In today’s documentary-obsessed culture, one can’t help but agree that this is better served as a book rather than as a documentary. The inclusion of so many lost treasures that readers can linger over and refer back to creates an immersive experience.

The First (!) Cosplay

Ritter is a masterful storyteller, and there are a lot of stories from the early days. He told me that tale of the first (!) cosplay.  It was in 1939 when Forrest J. Ackerman and his wife dressed as a character from H.G.Wells’ Things to Come at New York’s First World Science Convention.  Soon, Masquerades  (the prototype for today’s cosplay events) would become a standard event at cons.  Cosplay hasn’t slowed down since.

The Earliest Bradbury

The newest book, The Earliest Bradbury, is a unique exploration of Ray Bradbury’s earliest writings as a science fiction fan, presented in a rich and compelling visual style, and it sports a striking cover by one of my favorite artists, Mark Wheatley. He’s also supplied the art for the narrative sections.
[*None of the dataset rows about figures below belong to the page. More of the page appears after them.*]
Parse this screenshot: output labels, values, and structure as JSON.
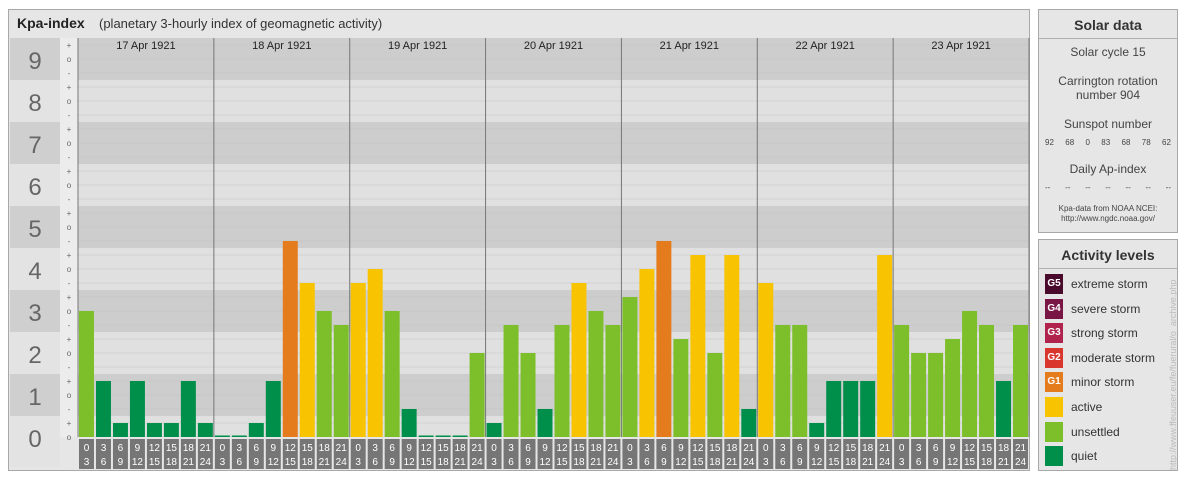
{
  "header": {
    "title": "Kpa-index",
    "subtitle": "(planetary 3-hourly index of geomagnetic activity)"
  },
  "chart_data": {
    "type": "bar",
    "y_range": [
      0,
      9
    ],
    "y_ticks": [
      "0",
      "1",
      "2",
      "3",
      "4",
      "5",
      "6",
      "7",
      "8",
      "9"
    ],
    "minor_ticks": [
      "o",
      "+",
      "-"
    ],
    "days": [
      "17 Apr 1921",
      "18 Apr 1921",
      "19 Apr 1921",
      "20 Apr 1921",
      "21 Apr 1921",
      "22 Apr 1921",
      "23 Apr 1921"
    ],
    "interval_top": [
      "0",
      "3",
      "6",
      "9",
      "12",
      "15",
      "18",
      "21"
    ],
    "interval_bottom": [
      "3",
      "6",
      "9",
      "12",
      "15",
      "18",
      "21",
      "24"
    ],
    "values": [
      [
        3.0,
        1.333,
        0.333,
        1.333,
        0.333,
        0.333,
        1.333,
        0.333
      ],
      [
        0,
        0,
        0.333,
        1.333,
        4.667,
        3.667,
        3.0,
        2.667
      ],
      [
        3.667,
        4.0,
        3.0,
        0.667,
        0,
        0,
        0,
        2.0
      ],
      [
        0.333,
        2.667,
        2.0,
        0.667,
        2.667,
        3.667,
        3.0,
        2.667
      ],
      [
        3.333,
        4.0,
        4.667,
        2.333,
        4.333,
        2.0,
        4.333,
        0.667
      ],
      [
        3.667,
        2.667,
        2.667,
        0.333,
        1.333,
        1.333,
        1.333,
        4.333
      ],
      [
        2.667,
        2.0,
        2.0,
        2.333,
        3.0,
        2.667,
        1.333,
        2.667
      ]
    ],
    "colors": {
      "quiet": "#008f4a",
      "unsettled": "#7cbf2a",
      "active": "#f8c300",
      "minor_storm": "#e47c1e",
      "moderate_storm": "#d9362e",
      "strong_storm": "#b0234c",
      "severe_storm": "#7a1646",
      "extreme_storm": "#4a0a2c"
    }
  },
  "solar": {
    "heading": "Solar data",
    "cycle": "Solar cycle 15",
    "carrington_1": "Carrington rotation",
    "carrington_2": "number 904",
    "sunspot_label": "Sunspot number",
    "sunspot_values": [
      "92",
      "68",
      "0",
      "83",
      "68",
      "78",
      "62"
    ],
    "ap_label": "Daily Ap-index",
    "ap_values": [
      "--",
      "--",
      "--",
      "--",
      "--",
      "--",
      "--"
    ],
    "credit_1": "Kpa-data from NOAA NCEI:",
    "credit_2": "http://www.ngdc.noaa.gov/"
  },
  "legend": {
    "heading": "Activity levels",
    "items": [
      {
        "code": "G5",
        "label": "extreme storm",
        "color": "#4a0a2c"
      },
      {
        "code": "G4",
        "label": "severe storm",
        "color": "#7a1646"
      },
      {
        "code": "G3",
        "label": "strong storm",
        "color": "#b0234c"
      },
      {
        "code": "G2",
        "label": "moderate storm",
        "color": "#d9362e"
      },
      {
        "code": "G1",
        "label": "minor storm",
        "color": "#e47c1e"
      },
      {
        "code": "",
        "label": "active",
        "color": "#f8c300"
      },
      {
        "code": "",
        "label": "unsettled",
        "color": "#7cbf2a"
      },
      {
        "code": "",
        "label": "quiet",
        "color": "#008f4a"
      }
    ]
  },
  "watermark": "http://www.ffeuuser.eu/fe/fuerural/o_archive.php"
}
Following in the footsteps of iconic writers like Jules Verne and H.G. Wells, Bradbury’s stories reached beyond the mainstream of science fiction, earning him recognition with the National Medal of Arts (2004) and a Pulitzer Prize Special Citation (2007).

The astounding thing is that Bradbury started a fanboy.  But what a time to be a fan! It seems like “everyone” from that time went on to create great things in science-fiction and comics.

As the story goes, Bradbury became friendly with  Forrest J. Ackerman and the Los Angeles Science Fiction League (LASFL) in October 1937 when he was just seventeen years old.  Just a few months later, Bradbury’s first published science fiction story appeared in the January 1938 issue of Imagination!

And The Earliest Bradbury lovingly charts that part of the journey, as a young fan becomes and impressive author.   For more information check out the intro video here.


By the way, Happy Income Tax Day today. It’s so weird it’s in July, isn’t it?

*The 2020 Comic-Con Souvenir Book will debut on Wednesday, July 22 as a FREE downloadable PDF publication.